Union-Find Data Type

• In the union-find data type, we implement the following two operations:
  • find(p): return the component containing the node p.
  • union(p, q): merge the components containing nodes p and q.
• Goal: design efficient data structure for union-find.
  • Number of nodes (vertices) \(n\) can be huge.
  • Number of union and find operations \(k\) can be huge.
  • Union and find operations may be intermixed.
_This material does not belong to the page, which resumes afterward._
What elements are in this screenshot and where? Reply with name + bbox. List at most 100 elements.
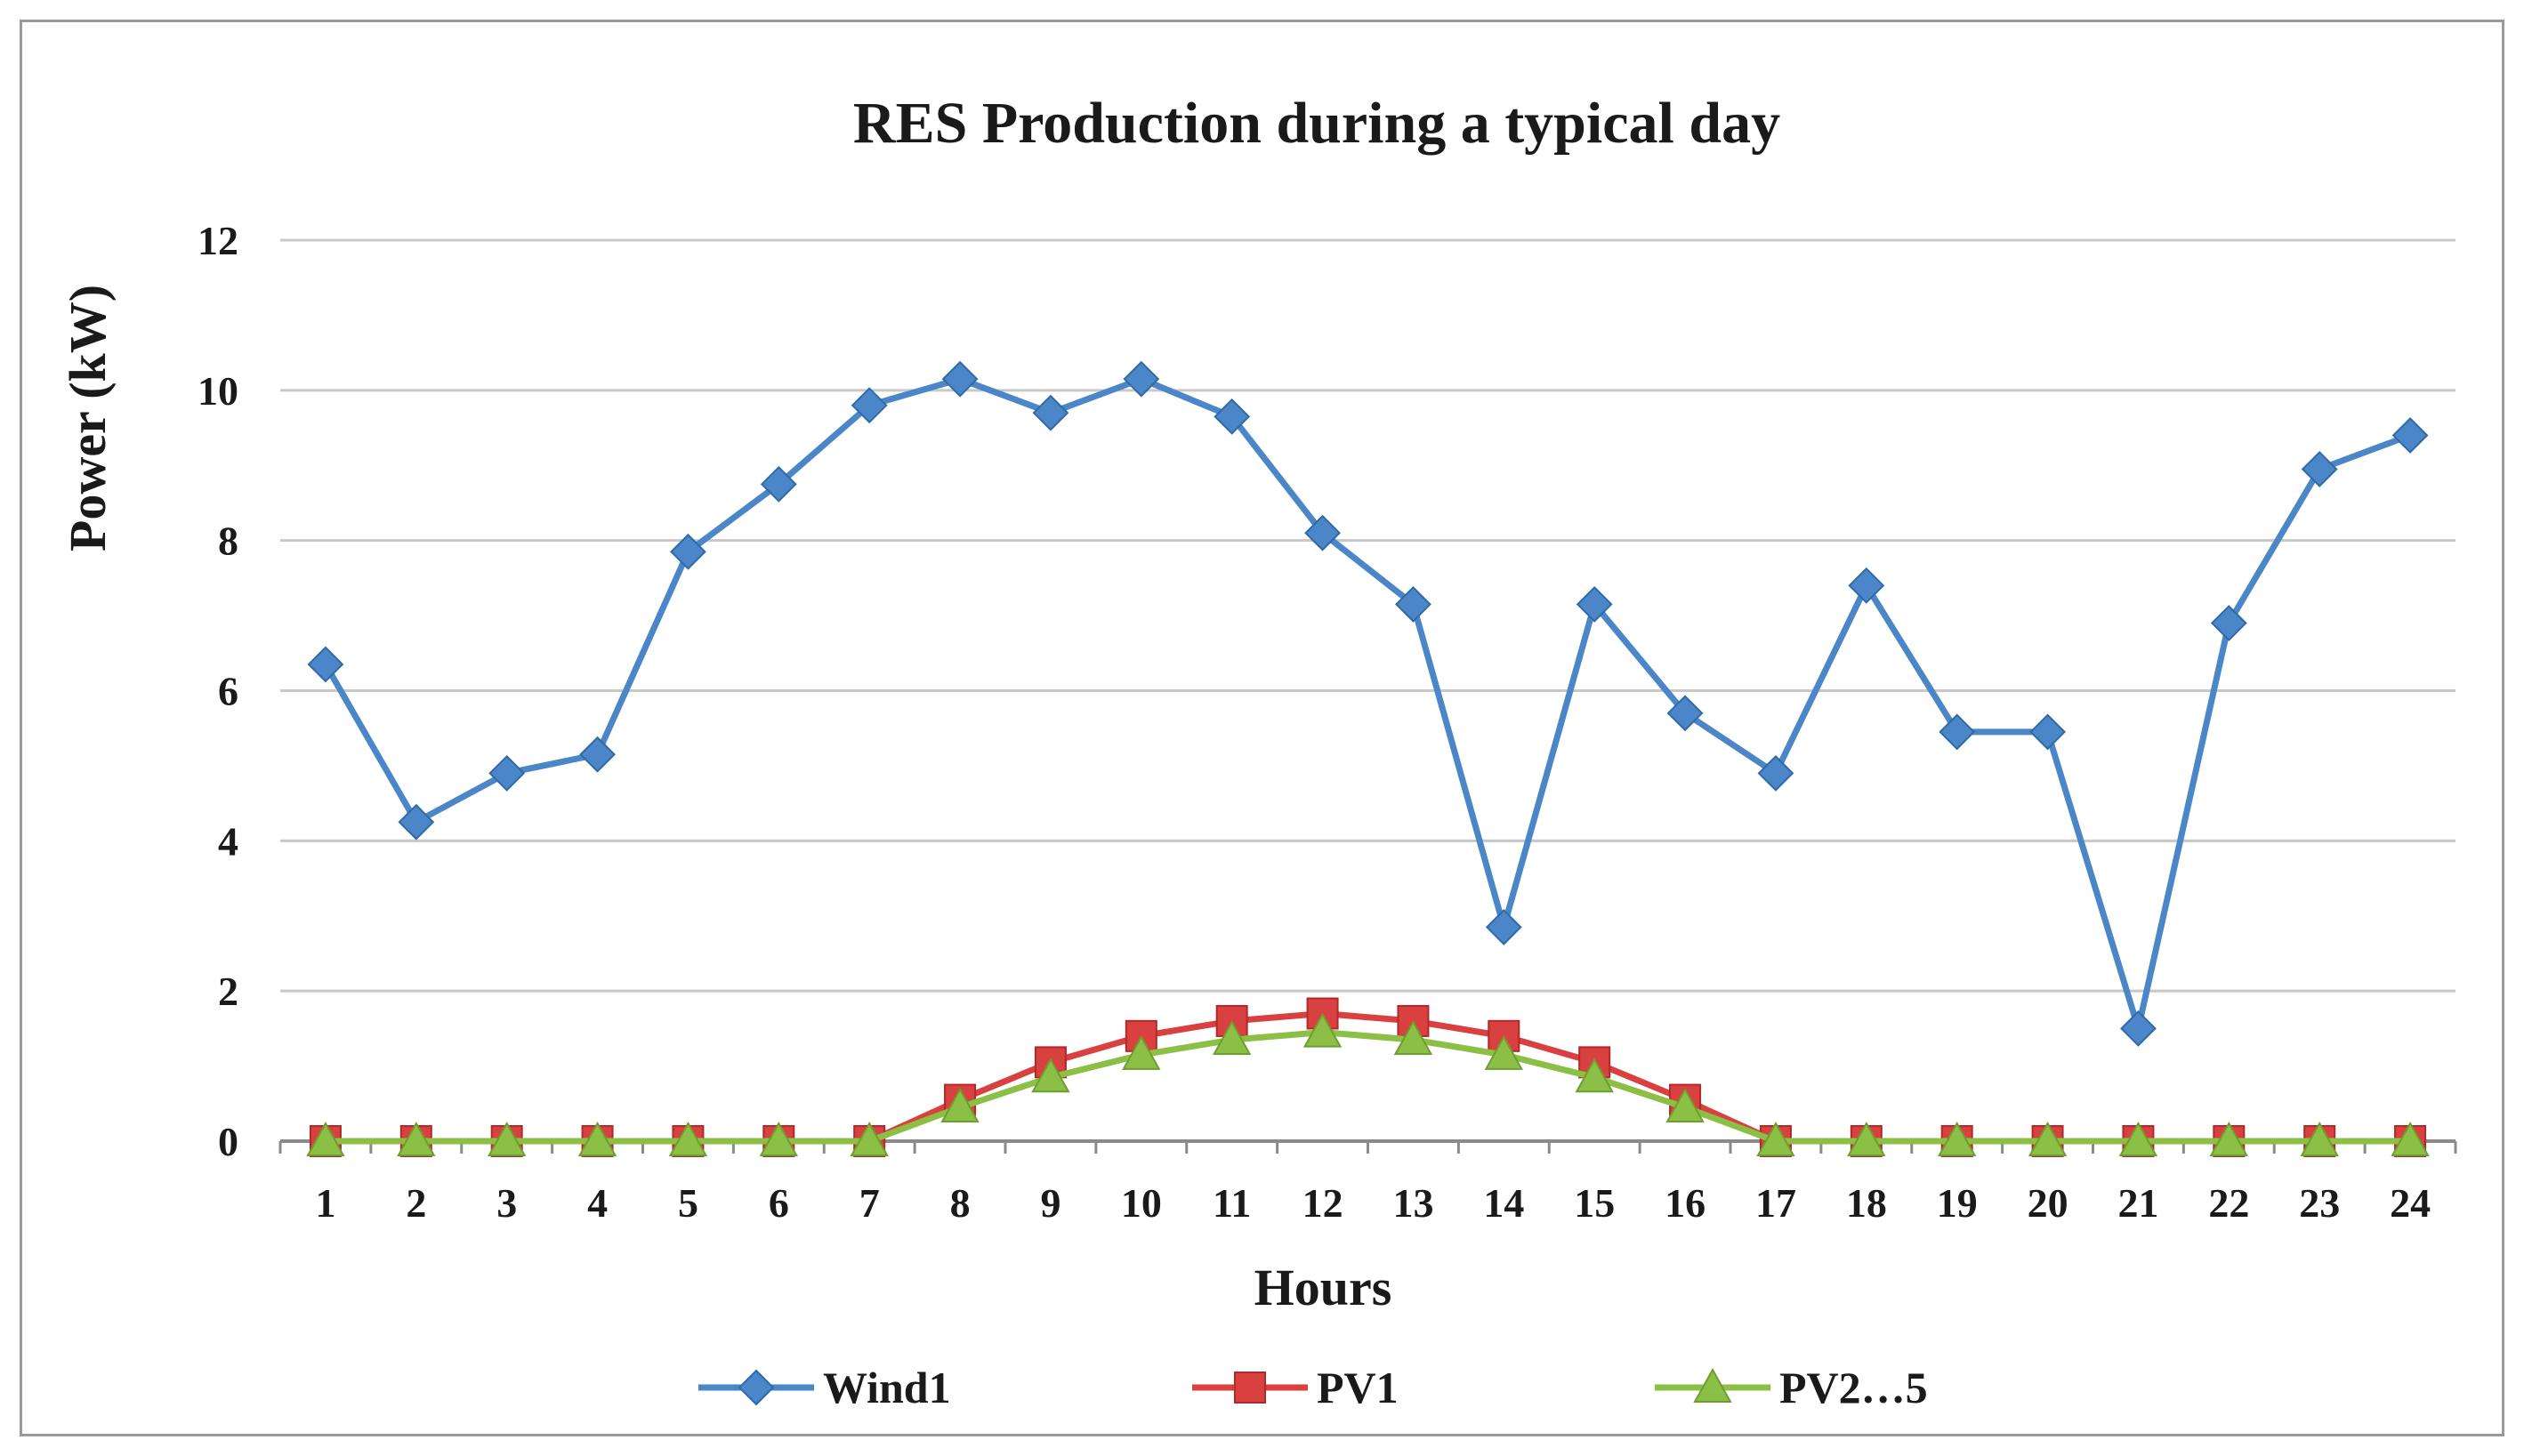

Namely, we want:
    • Usually, we first tell if p and q are from the same component by calling find(p) and find(q).
    • If they are not, we call union(p, q) to merge their components.
• A further note on the data structure is that:
  • Each vertex records the identity of the component
  • The identity can be used to locate the component
  • When performing “union”, update each vertex’s records of their component.
• The simplest structure is to use a sequence (e.g., a list, a map) for each component.
  • find(p): \(\mathcal{O}(1)\)
  • union(p, q): \(\mathcal{O}(n_\text{small})\), \(n_\text{small}\) is the size of the smaller component.
    • Step 1: identify two nodes from different components
    • Step 2: merge the two components (move all nodes from the smaller component to the larger one)
• Amortized time complexity of “union-find”:
  • A union-find operation union-find(p, q):
    • find operation: Tell if p and q are from the same component by calling find(p) and find(q).
    • union operation: If they are not in the same component, we call union(p, q) to merge their components.
  • What is the time complexity for executing union-find for \(k\) times?
    • Time complexity of \(k\) find operations: \(\mathcal{O}(k)\).
    • Time complexity of \(k\) union operations: \(\mathcal{O}(n\log n)\).
      • \((\text{maximial number of ``moves'' for each vertex})\times(\text{number of vertices})\)
      • \((\text{maximial number of ``moves'' for each vertex})=\mathcal{O}(\log n)\): a vertex can only be moved at most \(\log n\) times, as each time a vertex move, its component’s size (at least) doubles until \(n\).
      • \((\text{number of vertices})=\mathcal{O}(n)\).
      • Hence, union is \(\mathcal{O}(n)\) for each operation and \(\mathcal{O}(n\log n)\) for \(k\) operations.
    • Hence, union is very time-consuming due to many “moves”. Can we avoid many “moves?”
• An alternative data structure to implement union-find: tree structure: a naïve implementation
  • We can further simplify the tree structure by using the root to represent the component.
    • In this case, we use a self-loop: that is, the root points to itself.
      • find(p): will simply be to trace back to the root from p.

      Algorithm find(p):
          if not yet reached the root:
              return find(parent of p);
          else: 
              return parent of p;

    • At this time, the time complexity of union is \(\mathcal{O}(1)\).
    • However, the time complexity of find is \(\mathcal{O}(\text{depth})\).
  • To reduce the time complexity of find, we can reduce the \(\text{depth}\) of the tree.
    • We will use a technique of path compression.
      • find(p): will be to trace back to the root from p, and let the root to be the parent of all the traversed nodes.

      Algorithm find(p):
          if not yet reached the root:
              parent of p <- find(parent of p);
          else: 
              return parent of p;

    • Now, the time complexity of find is \(\mathcal{O}(\text{depth}')\), and we know \(\text{depth}'\) is much smaller than \(\text{depth}\).
• Time complexity of union-find by path compression

  • We conduct \(k\) series of union-find operations in a graph with \(n\) vertices.

    • Each time find if the current pair of vertices are in the same component.
    • If not, then we union them into the same component.

  • The amortized time complexity of \(k\) series of union-find operations: \(\mathcal{O}(k\log^* n)\), where \(\log^*n\)= log-star \(n\), the inverse of the tower-of-twos function.

    minimum \(n\)	\(2\)	\(2^2=4\)	\(2^{2^2}=16\)	\(2^{2^{2^2}}=65,536\)	\(2^{2^{2^{2^2}}}=2^65,536\)
    \(\log^*n\)	\(1\)	\(2\)	\(3\)	\(4\)	\(5\)

    • This time complexity function is very slow-growing, and we can consider it as the constant time complexity. That is, \(\mathcal{O}(k\log^* n)\sim\mathcal{O}(1)\).